As Cobblepot begins to have Butch Gilzean search for the location of his mother, Captain Nathaniel Barnes informs the strike force that Cobblepot will be their next target.

==Reception==

===Ratings===
The episode was watched by 4.17 million viewers. This was a decrease in viewership from the previous episode, which was watched by 4.33 million viewers. This made Gotham the most watched program of the day in FOX, beating Minority Report.

===Critical reviews===
"Rise of the Villains: Strike Force" received mixed reviews from critics. The episode received a rating of 58% with an average score of 6.5 out of 10 on the review aggregator Rotten Tomatoes, with the site's consensus stating: "Many of Gothams characters take a promising step forward in 'Strike Force,' but the tone is uncomfortably akin to the most dour and overly simplistic episodes of season one."

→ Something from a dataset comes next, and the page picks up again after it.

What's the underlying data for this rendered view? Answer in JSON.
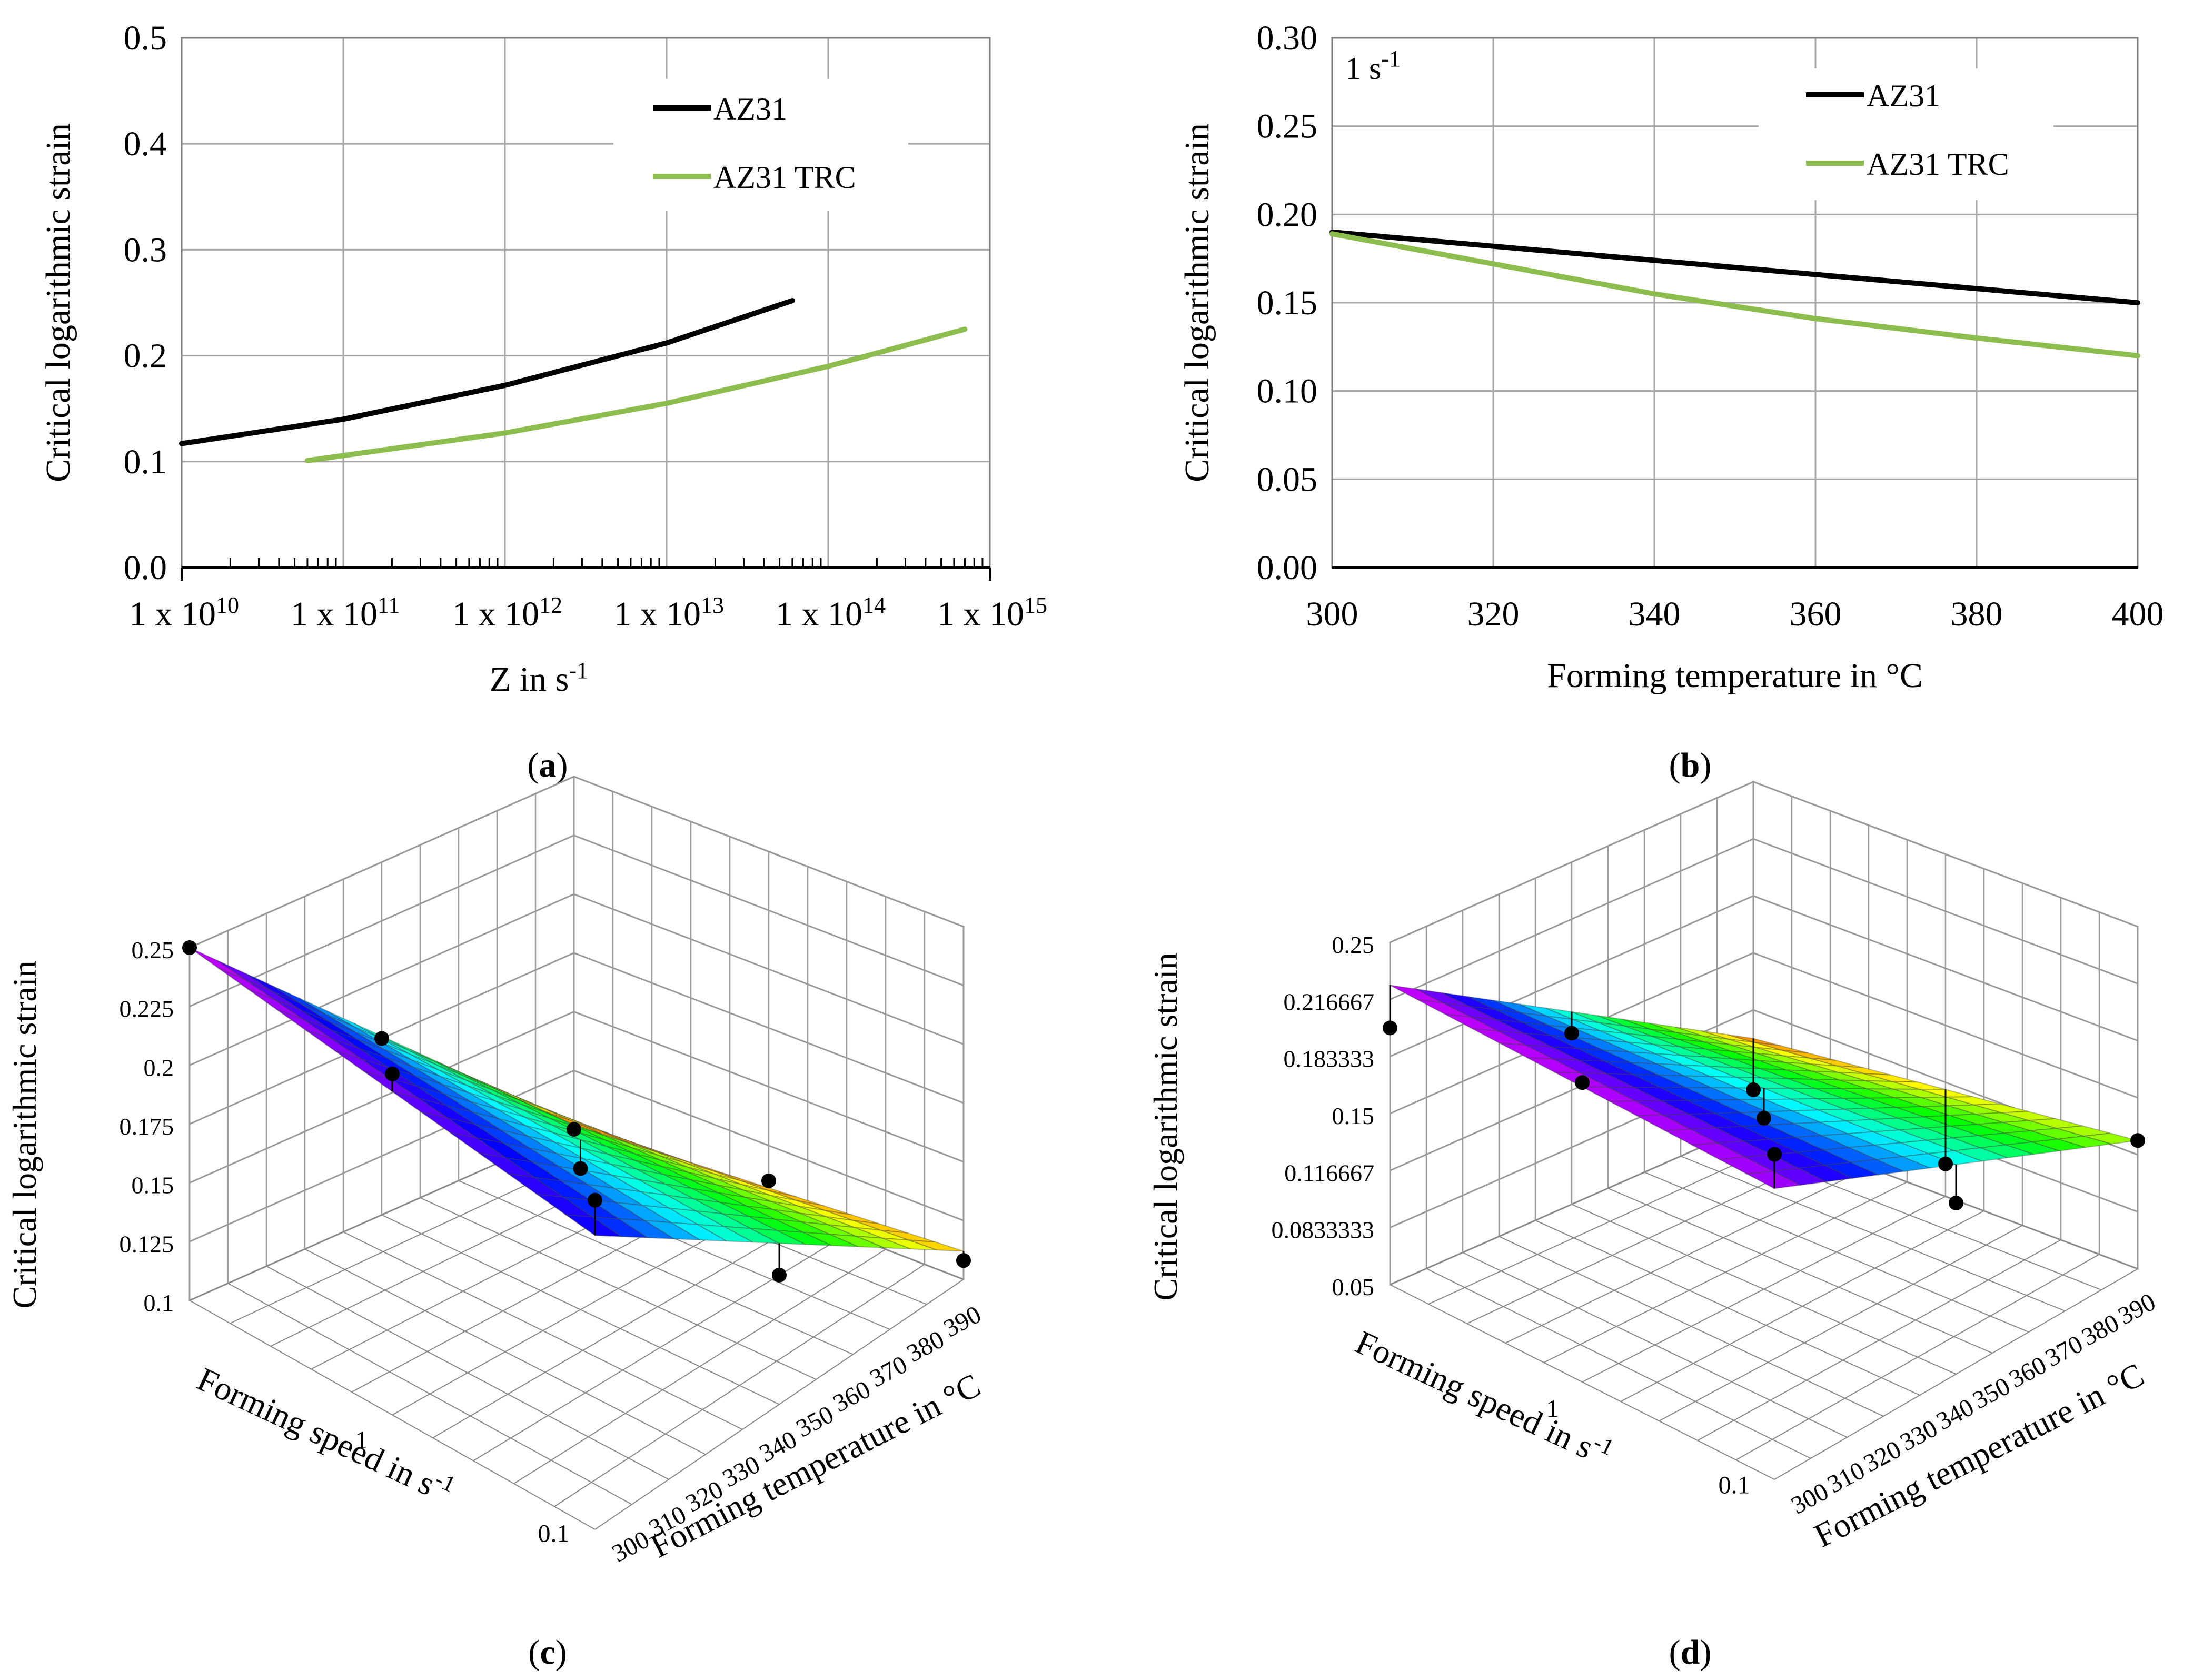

Matt Fowler of IGN gave the episode a "good" 7.5 out of 10 and wrote in his verdict: "I have nothing against Michael Chiklis' performance here, or his character's hard-line stance on corruption (or his idea to give Gordon a squad of rookies to command). If anyone can bark loudly and back it up, it's Chiklis. But how has Barns existed within the ranks of the GCPD the way that it is? The way that it was established to be back in Season 1 when Gordon was notable as being the only honest detective on the beat? Meanwhile, Penguin had some good moments to play here. He went from being on top of the world to having that world totally ransacked. Sure, his moments with his mother stand as some of Season 1's silliest, most wasteful scenes, but the loss of her worked really well here. As did his screams right at the end."

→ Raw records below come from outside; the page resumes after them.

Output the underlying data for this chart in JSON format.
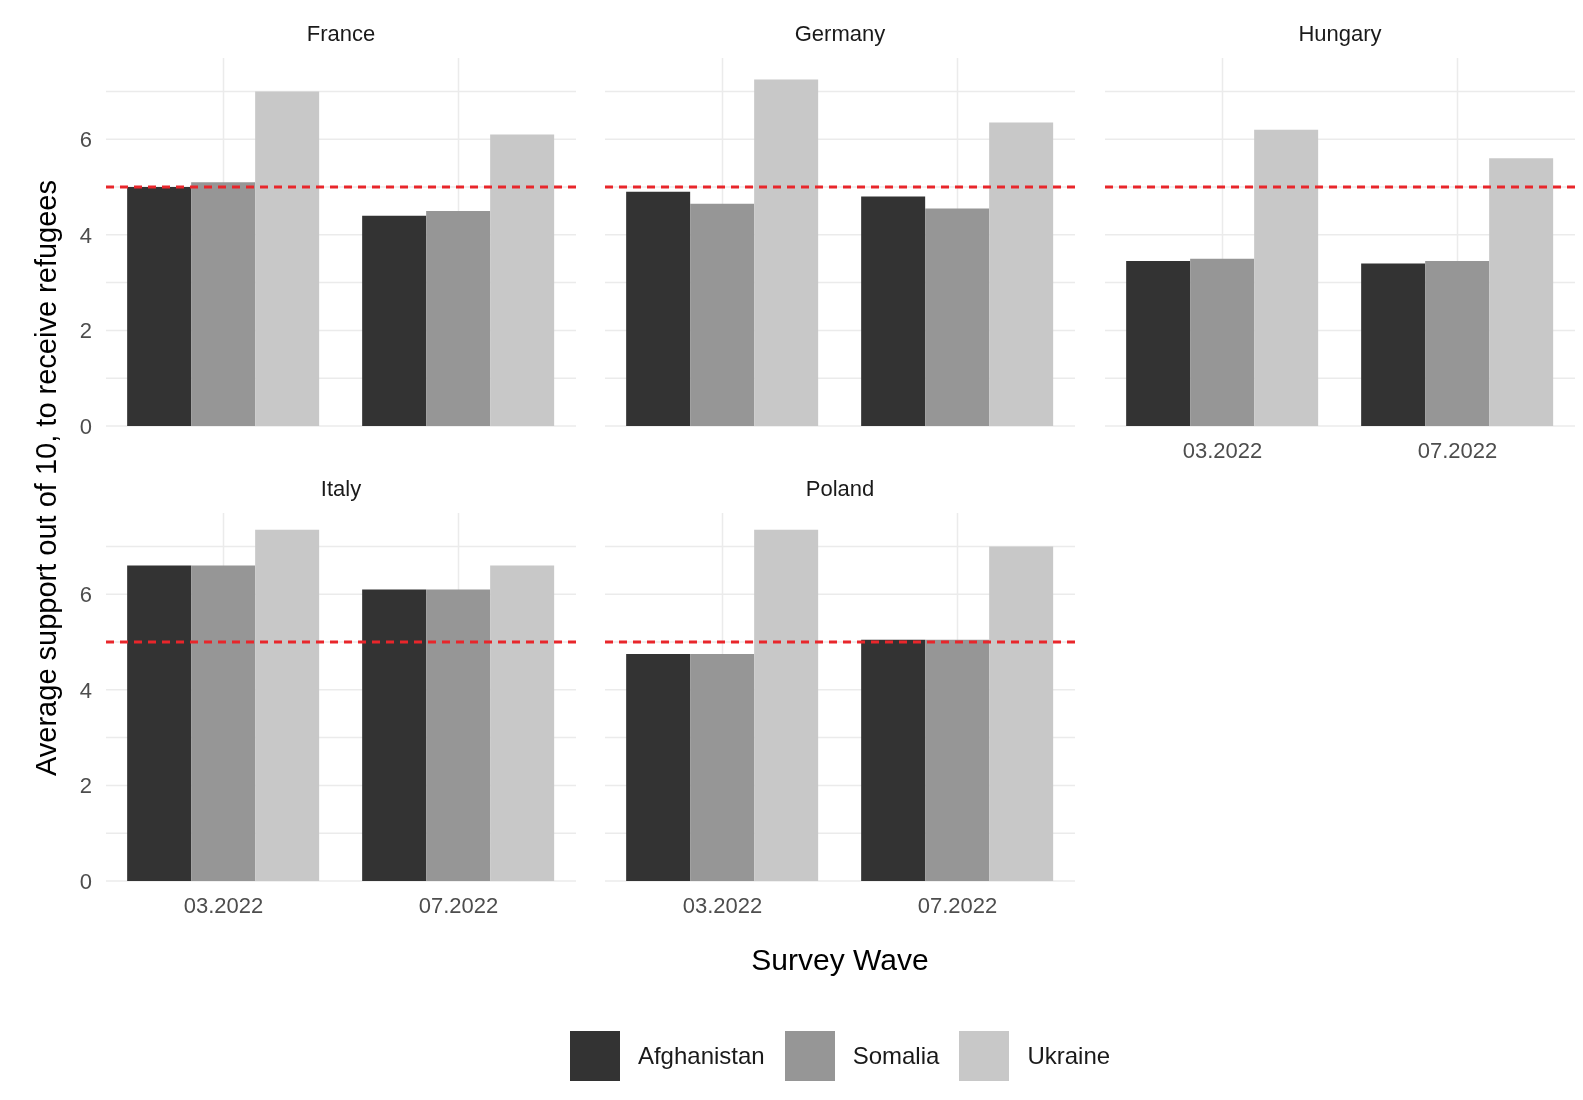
{
  "chart_data": [
    {
      "type": "bar",
      "title": "France",
      "ylabel": "Average support out of 10, to receive refugees",
      "categories": [
        "03.2022",
        "07.2022"
      ],
      "series": [
        {
          "color": "#333333",
          "values": [
            5.0,
            4.4
          ]
        },
        {
          "color": "#969696",
          "values": [
            5.1,
            4.5
          ]
        },
        {
          "color": "#c8c8c8",
          "values": [
            7.0,
            6.1
          ]
        }
      ],
      "ylim": [
        0,
        7.7
      ],
      "yticks": [
        0,
        {
          "value": 1,
          "label": null
        },
        2,
        {
          "value": 3,
          "label": null
        },
        4,
        {
          "value": 5,
          "label": null
        },
        6,
        {
          "value": 7,
          "label": null
        }
      ],
      "grid": true,
      "tick_labels": "y",
      "ref_lines": [
        {
          "axis": "y",
          "value": 5,
          "color": "#e8262b",
          "line_style": "dashed"
        }
      ]
    },
    {
      "type": "bar",
      "title": "Germany",
      "categories": [
        "03.2022",
        "07.2022"
      ],
      "series": [
        {
          "color": "#333333",
          "values": [
            4.9,
            4.8
          ]
        },
        {
          "color": "#969696",
          "values": [
            4.65,
            4.55
          ]
        },
        {
          "color": "#c8c8c8",
          "values": [
            7.25,
            6.35
          ]
        }
      ],
      "ylim": [
        0,
        7.7
      ],
      "yticks": [
        0,
        {
          "value": 1,
          "label": null
        },
        2,
        {
          "value": 3,
          "label": null
        },
        4,
        {
          "value": 5,
          "label": null
        },
        6,
        {
          "value": 7,
          "label": null
        }
      ],
      "grid": true,
      "tick_labels": false,
      "ref_lines": [
        {
          "axis": "y",
          "value": 5,
          "color": "#e8262b",
          "line_style": "dashed"
        }
      ]
    },
    {
      "type": "bar",
      "title": "Hungary",
      "categories": [
        "03.2022",
        "07.2022"
      ],
      "series": [
        {
          "color": "#333333",
          "values": [
            3.45,
            3.4
          ]
        },
        {
          "color": "#969696",
          "values": [
            3.5,
            3.45
          ]
        },
        {
          "color": "#c8c8c8",
          "values": [
            6.2,
            5.6
          ]
        }
      ],
      "ylim": [
        0,
        7.7
      ],
      "yticks": [
        0,
        {
          "value": 1,
          "label": null
        },
        2,
        {
          "value": 3,
          "label": null
        },
        4,
        {
          "value": 5,
          "label": null
        },
        6,
        {
          "value": 7,
          "label": null
        }
      ],
      "grid": true,
      "tick_labels": "x",
      "ref_lines": [
        {
          "axis": "y",
          "value": 5,
          "color": "#e8262b",
          "line_style": "dashed"
        }
      ]
    },
    {
      "type": "bar",
      "title": "Italy",
      "categories": [
        "03.2022",
        "07.2022"
      ],
      "series": [
        {
          "color": "#333333",
          "values": [
            6.6,
            6.1
          ]
        },
        {
          "color": "#969696",
          "values": [
            6.6,
            6.1
          ]
        },
        {
          "color": "#c8c8c8",
          "values": [
            7.35,
            6.6
          ]
        }
      ],
      "ylim": [
        0,
        7.7
      ],
      "yticks": [
        0,
        {
          "value": 1,
          "label": null
        },
        2,
        {
          "value": 3,
          "label": null
        },
        4,
        {
          "value": 5,
          "label": null
        },
        6,
        {
          "value": 7,
          "label": null
        }
      ],
      "grid": true,
      "ref_lines": [
        {
          "axis": "y",
          "value": 5,
          "color": "#e8262b",
          "line_style": "dashed"
        }
      ]
    },
    {
      "type": "bar",
      "title": "Poland",
      "xlabel": "Survey Wave",
      "legend": "bottom",
      "categories": [
        "03.2022",
        "07.2022"
      ],
      "series": [
        {
          "name": "Afghanistan",
          "color": "#333333",
          "values": [
            4.75,
            5.05
          ]
        },
        {
          "name": "Somalia",
          "color": "#969696",
          "values": [
            4.75,
            5.05
          ]
        },
        {
          "name": "Ukraine",
          "color": "#c8c8c8",
          "values": [
            7.35,
            7.0
          ]
        }
      ],
      "ylim": [
        0,
        7.7
      ],
      "yticks": [
        0,
        {
          "value": 1,
          "label": null
        },
        2,
        {
          "value": 3,
          "label": null
        },
        4,
        {
          "value": 5,
          "label": null
        },
        6,
        {
          "value": 7,
          "label": null
        }
      ],
      "grid": true,
      "tick_labels": "x",
      "ref_lines": [
        {
          "axis": "y",
          "value": 5,
          "color": "#e8262b",
          "line_style": "dashed"
        }
      ]
    }
  ]
}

The A.V. Club's Kyle Fowle gave the episode a "C−" grade and wrote, "It's the jarring tone that's the biggest problem, and it's something that Gotham has never managed to shake. Perhaps it's just part of the show's DNA, but it's strange to see Gotham do everything it can to become more gritty while also pumping out cartoonish dialogue and performances. For instance, much of the episode centers on Barnes and his creation of a special task force to clean up Gotham and deal with the new threats that have come as a result of the Arkham breakout. It’s a narrative choice that’s meant to feel consequential, and yet it left me cold, and also outright laughing at some of the dialogue. The creation of the strike force, spearheaded by Barnes but put under the command of Gordon, is so overcooked, so laden with military imagery and chest-beating bravado that it feels completely at odds with everything else going on in Gotham. This is an episode where Butch is a consistent comedic presence, death and murder scenes are scored by silly, jangly piano-and-horn tunes, and Nygma talks to himself over and over again, and yet the show plays the Strike Force storyline with a straight face. It’s baffling, and more than anything contributes to an overall feeling of haphazardness, meaning that 'Rise Of The Villains: Strike Force' lacks any sort of tonal or narrative cohesion.